Weblogic JMS supports JDBC Store and Fle Store for persistence. Middleware uses JMS Distributed Queue backed by a JDBC store. This has led to some issues related to the corruption & crash of the Persistent store.
There were a few instances of JDBC Persistent store crashes, due to the inability to connect to the JDBC store DB server. Either the persistent store was corrupted (meaning the store's DB tables had to be purged & the JMS restarted to bring the JMS back in action) or the JDBC Persistent store just crashed (required a JMS server restart for normal functioning) . Many messages were lost as a result of these issues and the reliability was compromised.
- All messages in the store were lost since the table had to be purged inorder to recover.
- All incoming messages during the failure period were lost since the JMS was not in a state to receive incoming messages (in TRANSACTION_SEND state).
- The messages consumed by the listener (during the crash period) could not be committed or rolled back (in TRANSACTION_RECD state) were also lost after a restart. In this case, if the message was supposed to rollback, it was not.
- A restart was always required for the JMS server to funtion.
All this behavior were also simulated in the lab and confirmed.
In a nutshell, eventhough the JDBC store is more scalable - the reliability is compromised due to the Persistent store crashes. The database connectivity was not very reliable / high (due to DB unavailability & network connectivity). We used Oracle RAC (for high availability, and still the persistent store crashed - did not failover to the other RAC node). This could be a RAC related issue too. So, based on these behavioral aspects - JDBC store seems less reliable.
- Using a SAF agent with a JDBC persistent store: We were able to get this configuration working. This forces the SAF agent & the actual JMS to be on different servers. Also, SAF did not seem to be a right fit for this use case since the caller OSB and JMS are on the same Weblogic Domain/Server. This approach may still fail when a listener tries to commit or rollback during the JMS Persistent store crash period.
- Use a JMS File Store for the Distributed Queue: The File Store seems to be more Reliable based on the trends seen so far. Since the File store seems more reliable, the Issues & Impacts mentioned above seems alleviated / negligible. Scalability could be an issue compared to the JDBC store - however the current file system configuration should support the expected volume in the near future.
Weblogic documentation on File Store vs JDBC Store:
The following are some similarities and differences between file stores and JDBC stores:
- The default persistent store can only be a file store. Therefore, a JDBC store cannot be used as a default persistent store.
- The transaction log (TLOG) can only be stored in a default store.
- Both have the same transaction semantics and guarantees. As with JDBC store writes, file store writes are guaranteed to be persisted to disk and are not simply left in an intermediate (that is, unsafe) cache.

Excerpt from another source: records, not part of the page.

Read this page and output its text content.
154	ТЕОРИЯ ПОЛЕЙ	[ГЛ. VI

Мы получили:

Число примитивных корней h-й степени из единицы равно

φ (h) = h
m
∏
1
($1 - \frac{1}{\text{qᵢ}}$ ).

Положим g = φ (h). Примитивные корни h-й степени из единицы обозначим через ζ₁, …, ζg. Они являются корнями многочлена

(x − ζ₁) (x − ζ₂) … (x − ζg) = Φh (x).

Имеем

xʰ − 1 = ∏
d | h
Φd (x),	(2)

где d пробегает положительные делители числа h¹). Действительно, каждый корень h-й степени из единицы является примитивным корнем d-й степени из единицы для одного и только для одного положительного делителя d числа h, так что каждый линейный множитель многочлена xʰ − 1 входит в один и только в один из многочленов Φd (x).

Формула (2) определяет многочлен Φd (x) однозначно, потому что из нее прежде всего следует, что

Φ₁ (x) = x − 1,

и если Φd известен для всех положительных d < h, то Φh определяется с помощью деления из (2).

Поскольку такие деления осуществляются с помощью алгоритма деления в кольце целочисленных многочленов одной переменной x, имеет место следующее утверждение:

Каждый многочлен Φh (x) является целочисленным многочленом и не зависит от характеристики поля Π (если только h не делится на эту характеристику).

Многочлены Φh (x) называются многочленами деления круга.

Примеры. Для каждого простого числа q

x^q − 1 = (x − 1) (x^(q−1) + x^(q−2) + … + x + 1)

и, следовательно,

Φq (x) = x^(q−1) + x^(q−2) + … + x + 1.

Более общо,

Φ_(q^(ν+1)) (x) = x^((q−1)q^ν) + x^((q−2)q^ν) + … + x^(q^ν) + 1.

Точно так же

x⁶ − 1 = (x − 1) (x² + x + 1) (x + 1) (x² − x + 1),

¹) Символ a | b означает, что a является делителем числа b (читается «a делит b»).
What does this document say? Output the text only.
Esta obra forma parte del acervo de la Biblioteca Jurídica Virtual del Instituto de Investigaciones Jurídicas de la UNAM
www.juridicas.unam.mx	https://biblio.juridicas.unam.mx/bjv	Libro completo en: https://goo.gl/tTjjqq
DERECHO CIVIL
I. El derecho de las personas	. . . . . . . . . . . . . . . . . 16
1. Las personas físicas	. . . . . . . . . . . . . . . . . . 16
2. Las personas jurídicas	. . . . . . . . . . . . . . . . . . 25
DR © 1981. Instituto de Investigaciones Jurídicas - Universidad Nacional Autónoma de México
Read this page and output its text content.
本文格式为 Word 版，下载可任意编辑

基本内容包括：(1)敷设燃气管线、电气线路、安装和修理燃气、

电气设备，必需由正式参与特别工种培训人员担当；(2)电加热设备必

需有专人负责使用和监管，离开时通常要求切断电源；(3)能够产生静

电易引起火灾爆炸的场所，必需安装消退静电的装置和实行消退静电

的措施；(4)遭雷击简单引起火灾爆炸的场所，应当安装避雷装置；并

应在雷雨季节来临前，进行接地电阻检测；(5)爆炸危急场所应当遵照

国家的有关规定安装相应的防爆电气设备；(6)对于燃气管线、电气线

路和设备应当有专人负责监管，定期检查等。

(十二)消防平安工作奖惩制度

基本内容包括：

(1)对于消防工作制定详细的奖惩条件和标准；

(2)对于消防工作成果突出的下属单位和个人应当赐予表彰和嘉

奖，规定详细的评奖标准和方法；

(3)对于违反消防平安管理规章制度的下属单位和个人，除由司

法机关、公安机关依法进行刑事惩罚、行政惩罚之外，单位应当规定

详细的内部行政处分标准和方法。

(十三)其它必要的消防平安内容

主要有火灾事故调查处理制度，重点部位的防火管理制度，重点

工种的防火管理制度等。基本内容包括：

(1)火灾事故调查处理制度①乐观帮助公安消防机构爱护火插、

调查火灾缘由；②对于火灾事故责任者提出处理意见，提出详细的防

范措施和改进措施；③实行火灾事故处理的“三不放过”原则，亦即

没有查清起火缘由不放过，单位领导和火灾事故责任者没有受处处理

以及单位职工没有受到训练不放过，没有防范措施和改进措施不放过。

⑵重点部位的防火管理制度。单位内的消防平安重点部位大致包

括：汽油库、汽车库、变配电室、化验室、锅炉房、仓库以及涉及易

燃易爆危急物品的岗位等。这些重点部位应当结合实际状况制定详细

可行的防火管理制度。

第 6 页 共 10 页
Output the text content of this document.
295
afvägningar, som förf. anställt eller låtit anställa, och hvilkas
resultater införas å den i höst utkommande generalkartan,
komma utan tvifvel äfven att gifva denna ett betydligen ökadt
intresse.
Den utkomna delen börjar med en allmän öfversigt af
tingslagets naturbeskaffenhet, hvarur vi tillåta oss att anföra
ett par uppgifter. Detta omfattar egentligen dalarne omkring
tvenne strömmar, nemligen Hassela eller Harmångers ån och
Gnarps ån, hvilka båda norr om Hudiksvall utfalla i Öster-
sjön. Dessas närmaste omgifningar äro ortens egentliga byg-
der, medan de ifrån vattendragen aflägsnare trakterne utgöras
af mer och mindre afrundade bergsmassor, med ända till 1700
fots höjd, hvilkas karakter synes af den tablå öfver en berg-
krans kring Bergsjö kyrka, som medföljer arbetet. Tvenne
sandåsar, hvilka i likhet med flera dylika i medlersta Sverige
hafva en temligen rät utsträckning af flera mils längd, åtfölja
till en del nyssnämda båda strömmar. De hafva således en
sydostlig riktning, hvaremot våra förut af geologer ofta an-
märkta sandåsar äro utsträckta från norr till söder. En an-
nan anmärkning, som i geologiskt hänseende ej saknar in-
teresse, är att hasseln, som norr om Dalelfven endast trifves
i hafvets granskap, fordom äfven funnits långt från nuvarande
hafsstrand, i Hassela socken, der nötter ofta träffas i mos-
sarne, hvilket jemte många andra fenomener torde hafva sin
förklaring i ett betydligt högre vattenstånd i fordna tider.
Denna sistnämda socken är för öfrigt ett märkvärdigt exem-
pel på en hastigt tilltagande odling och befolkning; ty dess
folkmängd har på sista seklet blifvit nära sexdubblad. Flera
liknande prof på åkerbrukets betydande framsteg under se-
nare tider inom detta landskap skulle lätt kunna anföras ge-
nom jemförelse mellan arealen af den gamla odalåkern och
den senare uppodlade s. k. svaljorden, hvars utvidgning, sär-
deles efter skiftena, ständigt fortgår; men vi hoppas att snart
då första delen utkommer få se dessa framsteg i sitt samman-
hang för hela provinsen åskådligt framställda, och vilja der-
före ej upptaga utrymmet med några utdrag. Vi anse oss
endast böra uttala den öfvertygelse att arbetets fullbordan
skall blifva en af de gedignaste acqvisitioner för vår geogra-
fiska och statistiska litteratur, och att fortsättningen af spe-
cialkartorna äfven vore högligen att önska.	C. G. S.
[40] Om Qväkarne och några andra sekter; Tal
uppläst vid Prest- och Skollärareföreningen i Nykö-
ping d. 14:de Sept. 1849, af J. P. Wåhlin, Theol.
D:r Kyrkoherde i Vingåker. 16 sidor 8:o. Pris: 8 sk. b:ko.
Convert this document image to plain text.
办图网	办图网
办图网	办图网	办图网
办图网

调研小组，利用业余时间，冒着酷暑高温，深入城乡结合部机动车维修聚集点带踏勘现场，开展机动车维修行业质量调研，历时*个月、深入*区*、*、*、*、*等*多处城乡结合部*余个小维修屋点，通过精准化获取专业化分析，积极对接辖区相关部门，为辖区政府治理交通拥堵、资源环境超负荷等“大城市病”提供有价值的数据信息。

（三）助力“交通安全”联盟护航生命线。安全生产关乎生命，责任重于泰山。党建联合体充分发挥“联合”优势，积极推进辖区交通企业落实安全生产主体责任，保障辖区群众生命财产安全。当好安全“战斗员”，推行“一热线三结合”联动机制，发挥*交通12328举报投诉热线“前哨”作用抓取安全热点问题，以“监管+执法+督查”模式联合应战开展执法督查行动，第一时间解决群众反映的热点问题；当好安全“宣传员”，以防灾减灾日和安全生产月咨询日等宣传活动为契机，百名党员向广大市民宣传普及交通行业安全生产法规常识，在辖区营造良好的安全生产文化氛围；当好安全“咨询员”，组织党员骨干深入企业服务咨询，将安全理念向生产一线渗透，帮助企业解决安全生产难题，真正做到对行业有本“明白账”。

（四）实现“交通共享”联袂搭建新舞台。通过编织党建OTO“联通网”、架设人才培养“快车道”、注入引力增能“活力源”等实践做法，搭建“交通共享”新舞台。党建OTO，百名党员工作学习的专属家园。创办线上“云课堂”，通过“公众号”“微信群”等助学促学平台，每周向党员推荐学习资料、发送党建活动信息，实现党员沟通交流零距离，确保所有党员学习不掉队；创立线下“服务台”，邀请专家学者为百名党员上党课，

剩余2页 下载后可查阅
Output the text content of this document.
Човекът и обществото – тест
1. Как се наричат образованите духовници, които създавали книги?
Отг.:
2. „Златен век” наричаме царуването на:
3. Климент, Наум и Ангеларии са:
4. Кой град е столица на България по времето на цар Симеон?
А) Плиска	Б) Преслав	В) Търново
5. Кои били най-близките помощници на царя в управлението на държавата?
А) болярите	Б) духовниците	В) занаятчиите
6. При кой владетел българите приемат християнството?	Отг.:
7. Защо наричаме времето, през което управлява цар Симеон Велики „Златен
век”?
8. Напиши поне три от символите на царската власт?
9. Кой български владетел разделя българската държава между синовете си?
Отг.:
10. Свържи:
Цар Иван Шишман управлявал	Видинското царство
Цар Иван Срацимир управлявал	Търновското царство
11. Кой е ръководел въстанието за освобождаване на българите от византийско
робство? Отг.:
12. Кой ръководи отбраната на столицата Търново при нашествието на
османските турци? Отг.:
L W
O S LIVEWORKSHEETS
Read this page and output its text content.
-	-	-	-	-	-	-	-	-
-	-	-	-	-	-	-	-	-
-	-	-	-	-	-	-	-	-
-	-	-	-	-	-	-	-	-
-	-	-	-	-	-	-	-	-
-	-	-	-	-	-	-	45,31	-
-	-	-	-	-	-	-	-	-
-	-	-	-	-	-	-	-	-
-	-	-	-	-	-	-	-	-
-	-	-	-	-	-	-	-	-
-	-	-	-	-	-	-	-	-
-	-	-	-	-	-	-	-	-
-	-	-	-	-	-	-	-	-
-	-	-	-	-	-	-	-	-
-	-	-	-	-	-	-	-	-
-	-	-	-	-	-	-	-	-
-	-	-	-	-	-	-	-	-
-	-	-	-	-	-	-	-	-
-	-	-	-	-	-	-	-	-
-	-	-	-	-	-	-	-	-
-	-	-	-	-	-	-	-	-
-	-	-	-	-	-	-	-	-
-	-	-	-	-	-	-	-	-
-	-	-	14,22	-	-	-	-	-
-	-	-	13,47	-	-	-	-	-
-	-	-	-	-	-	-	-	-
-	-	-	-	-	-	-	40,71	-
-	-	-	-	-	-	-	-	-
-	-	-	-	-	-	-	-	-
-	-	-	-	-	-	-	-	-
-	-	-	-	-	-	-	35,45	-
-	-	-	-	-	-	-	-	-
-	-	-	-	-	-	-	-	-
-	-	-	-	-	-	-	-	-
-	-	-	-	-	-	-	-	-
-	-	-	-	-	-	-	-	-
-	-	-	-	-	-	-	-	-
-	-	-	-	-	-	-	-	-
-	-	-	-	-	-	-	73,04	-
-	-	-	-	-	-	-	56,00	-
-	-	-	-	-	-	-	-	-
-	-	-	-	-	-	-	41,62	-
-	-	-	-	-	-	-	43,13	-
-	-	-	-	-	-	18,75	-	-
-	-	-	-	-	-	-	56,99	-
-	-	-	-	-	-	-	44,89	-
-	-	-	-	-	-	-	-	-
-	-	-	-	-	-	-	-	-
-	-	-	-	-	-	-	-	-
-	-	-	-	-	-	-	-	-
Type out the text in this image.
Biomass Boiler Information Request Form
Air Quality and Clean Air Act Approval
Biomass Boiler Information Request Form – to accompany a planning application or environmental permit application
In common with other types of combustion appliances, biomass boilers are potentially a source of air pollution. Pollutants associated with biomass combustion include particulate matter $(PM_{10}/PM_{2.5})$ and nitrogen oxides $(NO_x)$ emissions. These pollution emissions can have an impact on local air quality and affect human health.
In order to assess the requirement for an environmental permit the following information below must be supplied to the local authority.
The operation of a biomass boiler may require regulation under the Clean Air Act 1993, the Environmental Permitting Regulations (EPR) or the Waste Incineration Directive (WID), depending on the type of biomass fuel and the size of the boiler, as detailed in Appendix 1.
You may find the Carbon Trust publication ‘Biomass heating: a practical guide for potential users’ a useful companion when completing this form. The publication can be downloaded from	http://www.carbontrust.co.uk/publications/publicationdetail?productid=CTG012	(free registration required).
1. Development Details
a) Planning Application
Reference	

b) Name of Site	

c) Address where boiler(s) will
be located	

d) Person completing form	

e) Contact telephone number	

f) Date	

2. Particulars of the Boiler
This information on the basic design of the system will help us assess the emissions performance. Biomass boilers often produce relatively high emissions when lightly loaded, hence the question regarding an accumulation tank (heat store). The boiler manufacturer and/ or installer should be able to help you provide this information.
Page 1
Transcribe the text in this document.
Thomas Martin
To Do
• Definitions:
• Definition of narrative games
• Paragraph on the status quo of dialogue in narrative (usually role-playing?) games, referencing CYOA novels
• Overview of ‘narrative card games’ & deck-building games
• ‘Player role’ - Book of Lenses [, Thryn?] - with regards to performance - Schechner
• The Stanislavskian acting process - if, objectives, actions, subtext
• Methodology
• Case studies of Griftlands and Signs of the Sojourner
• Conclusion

- Both have the same application interface (no difference in application code).
- All things being equal, file stores generally offer better throughput than a JDBC store. | Note: | If a database is running on high-end hardware with very fast disks, and WebLogic Server is running on slower hardware or with slower disks, then you may get better performance from the JDBC store. |
- File stores are generally easier to configure and administer, and do not require that WebLogic subsystems depend on any external component.
- File stores generate no network traffic; whereas, JDBC stores will generate network traffic if the database is on a different machine from WebLogic Server.
- JDBC stores may make it easier to handle failure recovery since the JDBC interface can access the database from any machine on the same network. With the file store, the disk must be shared or migrated.
The solution can vary based on the infrastructure and needs of the project. For our project File store was suggested, so that the reliability can be higher.
From a monitoring perspective, there should be a disk space alert if the file system disk space reaches 75% limit.